Zaten ülkelerin ve ulaştırma sektörünün amacı insanı ve çevreyi, taşımacılık politikasının merkezine koymak olmalıdır. Üst düzey hizmet kalitesi ve iyi çalışma koşullarını sağlayarak, taşımacılık pazarlarında artan rekabet baskısından ulaştırma hizmeti alanları ve verenleri gereksiz yere etkilenmemesinin koşullarını oluşturmalıdır.
Geleceğin ulaştırma sisteminde demiryolu sektörünün çok önemli rolü olacaktır. Gerek kent içinde gerekse kentlerarası taşımacılıkta, raylı sistemler olamazsa olmaz bir taşımacılık olarak kullanılacaktır.

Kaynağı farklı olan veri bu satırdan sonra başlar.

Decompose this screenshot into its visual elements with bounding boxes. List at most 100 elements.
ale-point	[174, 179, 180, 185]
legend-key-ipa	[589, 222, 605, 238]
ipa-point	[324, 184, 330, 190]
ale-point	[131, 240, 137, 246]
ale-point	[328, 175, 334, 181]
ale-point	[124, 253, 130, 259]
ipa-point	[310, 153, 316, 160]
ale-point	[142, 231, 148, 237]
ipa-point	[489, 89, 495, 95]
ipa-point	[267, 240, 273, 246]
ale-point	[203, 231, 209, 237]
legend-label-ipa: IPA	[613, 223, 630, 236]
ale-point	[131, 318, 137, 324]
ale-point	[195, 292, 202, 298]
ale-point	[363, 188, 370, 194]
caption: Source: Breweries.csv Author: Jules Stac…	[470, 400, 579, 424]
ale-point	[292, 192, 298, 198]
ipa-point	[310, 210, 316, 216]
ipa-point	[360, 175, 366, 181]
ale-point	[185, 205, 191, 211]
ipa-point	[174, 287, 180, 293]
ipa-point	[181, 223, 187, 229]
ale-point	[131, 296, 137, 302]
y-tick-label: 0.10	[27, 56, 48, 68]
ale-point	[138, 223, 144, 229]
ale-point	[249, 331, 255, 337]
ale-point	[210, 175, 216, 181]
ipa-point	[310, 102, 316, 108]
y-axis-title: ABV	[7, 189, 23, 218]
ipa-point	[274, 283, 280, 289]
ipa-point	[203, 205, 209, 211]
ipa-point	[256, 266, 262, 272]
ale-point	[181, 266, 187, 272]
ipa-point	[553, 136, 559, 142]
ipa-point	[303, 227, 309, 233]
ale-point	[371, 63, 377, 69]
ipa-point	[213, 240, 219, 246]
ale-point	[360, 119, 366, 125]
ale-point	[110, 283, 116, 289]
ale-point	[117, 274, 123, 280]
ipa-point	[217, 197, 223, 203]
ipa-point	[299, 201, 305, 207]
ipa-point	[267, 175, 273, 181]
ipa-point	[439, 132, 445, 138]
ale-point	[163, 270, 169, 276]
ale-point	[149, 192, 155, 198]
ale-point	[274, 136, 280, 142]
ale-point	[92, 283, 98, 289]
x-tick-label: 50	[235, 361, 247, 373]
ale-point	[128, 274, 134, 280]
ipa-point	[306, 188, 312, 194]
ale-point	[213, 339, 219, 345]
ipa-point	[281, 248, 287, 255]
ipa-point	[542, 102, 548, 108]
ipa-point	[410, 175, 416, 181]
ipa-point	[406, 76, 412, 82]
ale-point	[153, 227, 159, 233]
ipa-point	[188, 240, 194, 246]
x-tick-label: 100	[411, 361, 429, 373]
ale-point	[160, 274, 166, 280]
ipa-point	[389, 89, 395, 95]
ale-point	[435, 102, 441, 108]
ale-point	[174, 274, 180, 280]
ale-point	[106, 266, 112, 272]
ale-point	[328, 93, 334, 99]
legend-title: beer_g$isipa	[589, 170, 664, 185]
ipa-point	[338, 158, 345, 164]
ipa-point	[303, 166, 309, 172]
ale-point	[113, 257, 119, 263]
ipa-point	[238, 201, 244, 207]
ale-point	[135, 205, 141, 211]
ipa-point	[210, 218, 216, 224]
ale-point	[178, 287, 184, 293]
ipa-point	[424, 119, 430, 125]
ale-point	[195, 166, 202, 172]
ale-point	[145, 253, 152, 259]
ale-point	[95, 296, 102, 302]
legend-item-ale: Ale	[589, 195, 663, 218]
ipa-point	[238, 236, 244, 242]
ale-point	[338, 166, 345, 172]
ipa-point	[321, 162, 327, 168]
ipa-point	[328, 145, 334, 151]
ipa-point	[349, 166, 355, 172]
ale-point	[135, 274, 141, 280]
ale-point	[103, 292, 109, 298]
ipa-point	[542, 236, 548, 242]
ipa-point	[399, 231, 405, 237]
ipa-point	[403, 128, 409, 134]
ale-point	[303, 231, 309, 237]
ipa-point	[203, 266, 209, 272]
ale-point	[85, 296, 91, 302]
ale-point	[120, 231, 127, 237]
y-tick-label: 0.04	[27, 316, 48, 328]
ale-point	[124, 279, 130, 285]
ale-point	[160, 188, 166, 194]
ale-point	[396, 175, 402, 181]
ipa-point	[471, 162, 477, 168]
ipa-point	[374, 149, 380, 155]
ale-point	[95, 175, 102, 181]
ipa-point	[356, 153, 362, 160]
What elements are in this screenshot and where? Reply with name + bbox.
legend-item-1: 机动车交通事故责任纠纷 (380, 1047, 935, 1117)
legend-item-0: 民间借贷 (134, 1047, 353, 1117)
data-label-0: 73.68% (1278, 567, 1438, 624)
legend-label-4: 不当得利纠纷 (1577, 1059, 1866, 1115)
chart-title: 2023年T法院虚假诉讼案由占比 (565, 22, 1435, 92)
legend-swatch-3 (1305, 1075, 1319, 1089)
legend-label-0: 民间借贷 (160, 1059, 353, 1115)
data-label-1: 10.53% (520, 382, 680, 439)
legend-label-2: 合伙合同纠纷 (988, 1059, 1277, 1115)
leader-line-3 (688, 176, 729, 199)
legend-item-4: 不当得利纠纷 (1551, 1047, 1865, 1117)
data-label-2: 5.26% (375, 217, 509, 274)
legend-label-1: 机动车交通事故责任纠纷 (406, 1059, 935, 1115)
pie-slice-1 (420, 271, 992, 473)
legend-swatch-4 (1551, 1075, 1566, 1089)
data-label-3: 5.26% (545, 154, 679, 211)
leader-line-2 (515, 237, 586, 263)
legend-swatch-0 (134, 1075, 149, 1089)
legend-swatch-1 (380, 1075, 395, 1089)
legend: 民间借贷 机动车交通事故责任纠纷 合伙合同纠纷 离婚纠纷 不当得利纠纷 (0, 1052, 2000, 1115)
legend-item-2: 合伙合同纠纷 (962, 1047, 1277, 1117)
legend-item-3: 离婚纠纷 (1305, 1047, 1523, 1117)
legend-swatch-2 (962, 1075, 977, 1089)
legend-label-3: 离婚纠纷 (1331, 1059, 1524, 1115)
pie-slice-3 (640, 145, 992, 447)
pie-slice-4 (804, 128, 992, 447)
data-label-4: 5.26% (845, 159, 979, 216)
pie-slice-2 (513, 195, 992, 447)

Serbestleştirme ile birlikte, Türkiye’de ulaştırmanın sürdürülebilirliği ve yeni demiryolu bağlantıları ile Türkiye, Avrupa ve Asya ortasındaki jeopolitik konumuyla, doğu-batı ve kuzey-güney ulaştırma koridorları arasında büyük bir ticaret güzergahının avantajlı durumu nedeniyle, denizyolu bağlantılı aktarma/transit yükleri, limanlarına çekebilecek potansiyele sahip olacaktır.
Demiryolunun serbestleştirilmesi ile birlikte tek modlu taşımacılık ve taşıma türleri arasındaki kıyasıya rekabet anlayışından, “taşıma türleri arasında işbirliği” anlayışına giden yeni bir sürece girmiştir.